Akibat mendapat kualitas baik dalam tidur itulah, hari-hari yang dilalui Scarlett terasa amat menyenangkan dan ringan. Setiap pagi sejak pertama kali membuka mata, perasaan Scarlett selalu membuncah karena William-lah orang yang pertama kali ia tatap. Dan untuk kesekian kalinya di waktu pagi, Scarlett kini mengalami hal serupa. Mirip déjà vu yang dapat membentangkan garis senyum di bibirnya.
Kepala pria itu berada di dada polos Scarlett—akibat rutinitas baru mereka setiap malam, mereka nyaris tak pernah berpakaian selama tidur. Dan mendengar dengkuran halus William sekarang, Scarlett mengibaratkannya bagai musik lembut yang membelai daun telinga.
“Kau terlihat seperti bayi besar.” Scarlett bermonolog.

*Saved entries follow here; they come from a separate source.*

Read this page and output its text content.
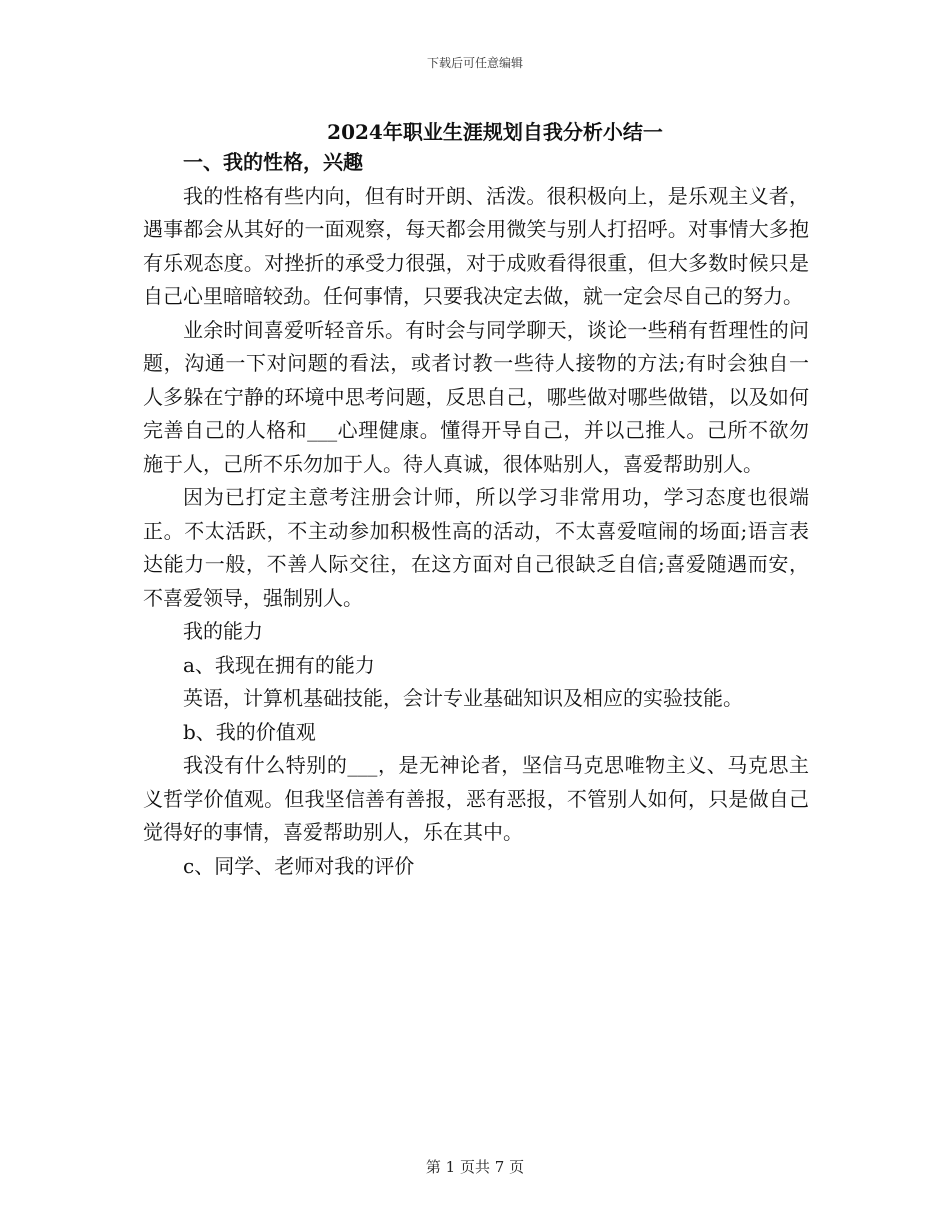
下载后可任意编辑
2024年职业生涯规划自我分析小结一

一、我的性格，兴趣

我的性格有些内向，但有时开朗、活泼。很积极向上，是乐观主义者，遇事都会从其好的一面观察，每天都会用微笑与别人打招呼。对事情大多抱有乐观态度。对挫折的承受力很强，对于成败看得很重，但大多数时候只是自己心里暗暗较劲。任何事情，只要我决定去做，就一定会尽自己的努力。

业余时间喜爱听轻音乐。有时会与同学聊天，谈论一些稍有哲理性的问题，沟通一下对问题的看法，或者讨教一些待人接物的方法;有时会独自一人多躲在宁静的环境中思考问题，反思自己，哪些做对哪些做错，以及如何完善自己的人格和___心理健康。懂得开导自己，并以己推人。己所不欲勿施于人，己所不乐勿加于人。待人真诚，很体贴别人，喜爱帮助别人。

因为已打定主意考注册会计师，所以学习非常用功，学习态度也很端正。不太活跃，不主动参加积极性高的活动，不太喜爱喧闹的场面;语言表达能力一般，不善人际交往，在这方面对自己很缺乏自信;喜爱随遇而安，不喜爱领导，强制别人。

我的能力

a、我现在拥有的能力

英语，计算机基础技能，会计专业基础知识及相应的实验技能。

b、我的价值观

我没有什么特别的___，是无神论者，坚信马克思唯物主义、马克思主义哲学价值观。但我坚信善有善报，恶有恶报，不管别人如何，只是做自己觉得好的事情，喜爱帮助别人，乐在其中。

c、同学、老师对我的评价

第 1 页共 7 页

Ia tidak bersuara. Hanya gerakan bibir saja yang mengidentifikasikannya berkata demikian.
Mulanya tangan Scarlett mengusap rambut pria itu secara lembut. Lama-lama ia gemas dan mengacak-acaknya. Akibatnya, William mengernyit, mengeram, dan mengeratkan pelukan pada Scarlett. Ia lantas kembali merapikan rambut pria itu sambil cekikikan. “Sudah kuduga kau anak manja. But, sweet.”
Scarlett membubuhkan bibir di puncak kepala pria itu. “Sudah pagi pun, rambutmu masih tetap wangi seperti Pumkin. Dasar wangi!” Scarlett merutuki kekonyolannya karena bermonolog di depan wajah William. Oleh sebab itu dengan amat perlahan, ia mencoba melepaskan diri dari William.
“Jangan pergi, Darl.”
Gumaman serak William membuat gerakan Scarlett berhenti. Ia membiarkan dirinya mereka-reka apa yang akan terjadi selanjutnya, yang rupanya tidak terjadi apa pun. William masih memejam. Maka, bisa ditarik kesimpulan bahwa pria itu sedang mengigau. Kemudian Scarlett kembali berusaha membebaskan diri dari William. Kali ini usahanya membuahkan hasil.

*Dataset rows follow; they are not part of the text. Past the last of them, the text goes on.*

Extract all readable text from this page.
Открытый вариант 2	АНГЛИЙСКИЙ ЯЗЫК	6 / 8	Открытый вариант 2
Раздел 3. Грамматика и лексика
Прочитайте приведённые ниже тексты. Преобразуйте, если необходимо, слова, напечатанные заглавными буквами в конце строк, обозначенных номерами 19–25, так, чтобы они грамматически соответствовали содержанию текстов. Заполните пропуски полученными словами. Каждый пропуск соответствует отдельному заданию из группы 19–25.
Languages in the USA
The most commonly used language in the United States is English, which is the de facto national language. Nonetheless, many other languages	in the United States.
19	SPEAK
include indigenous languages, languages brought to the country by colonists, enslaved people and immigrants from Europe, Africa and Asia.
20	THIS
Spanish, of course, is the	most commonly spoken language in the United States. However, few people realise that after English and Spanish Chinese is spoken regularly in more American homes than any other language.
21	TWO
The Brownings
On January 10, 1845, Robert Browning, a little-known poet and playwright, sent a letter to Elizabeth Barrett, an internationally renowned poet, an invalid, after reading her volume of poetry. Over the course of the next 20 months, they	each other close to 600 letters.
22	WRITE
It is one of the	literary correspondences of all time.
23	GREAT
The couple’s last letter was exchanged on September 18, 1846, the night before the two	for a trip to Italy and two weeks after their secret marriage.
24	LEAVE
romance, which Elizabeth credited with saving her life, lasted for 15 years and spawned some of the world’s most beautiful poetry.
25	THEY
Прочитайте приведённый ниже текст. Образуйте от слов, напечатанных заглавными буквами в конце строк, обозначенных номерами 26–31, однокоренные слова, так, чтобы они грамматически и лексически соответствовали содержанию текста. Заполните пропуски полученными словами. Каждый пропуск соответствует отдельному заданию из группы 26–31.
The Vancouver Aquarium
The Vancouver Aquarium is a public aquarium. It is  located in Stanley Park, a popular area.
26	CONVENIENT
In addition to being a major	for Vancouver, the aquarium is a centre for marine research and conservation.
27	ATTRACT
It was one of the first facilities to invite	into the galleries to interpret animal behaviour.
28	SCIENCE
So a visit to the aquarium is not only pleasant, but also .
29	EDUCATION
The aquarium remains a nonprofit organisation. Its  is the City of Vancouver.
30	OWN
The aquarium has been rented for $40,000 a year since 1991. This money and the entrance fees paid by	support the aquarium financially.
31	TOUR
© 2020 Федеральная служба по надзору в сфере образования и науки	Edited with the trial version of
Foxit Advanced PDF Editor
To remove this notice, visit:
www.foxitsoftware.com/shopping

Setelah mengenakan piyamanya yang tercecer di lantai, Scarlett pergi ke kamar sebelah untuk mengecek Jenna. Putrinya masih tidur pulas sambil memeluk boneka. Garis bibir Scarlett kembali melengkung membentuk senyuman. Ia lantas mencium kening Jenna sebelum ke dapur dan berkutat mengolah bahan makanan.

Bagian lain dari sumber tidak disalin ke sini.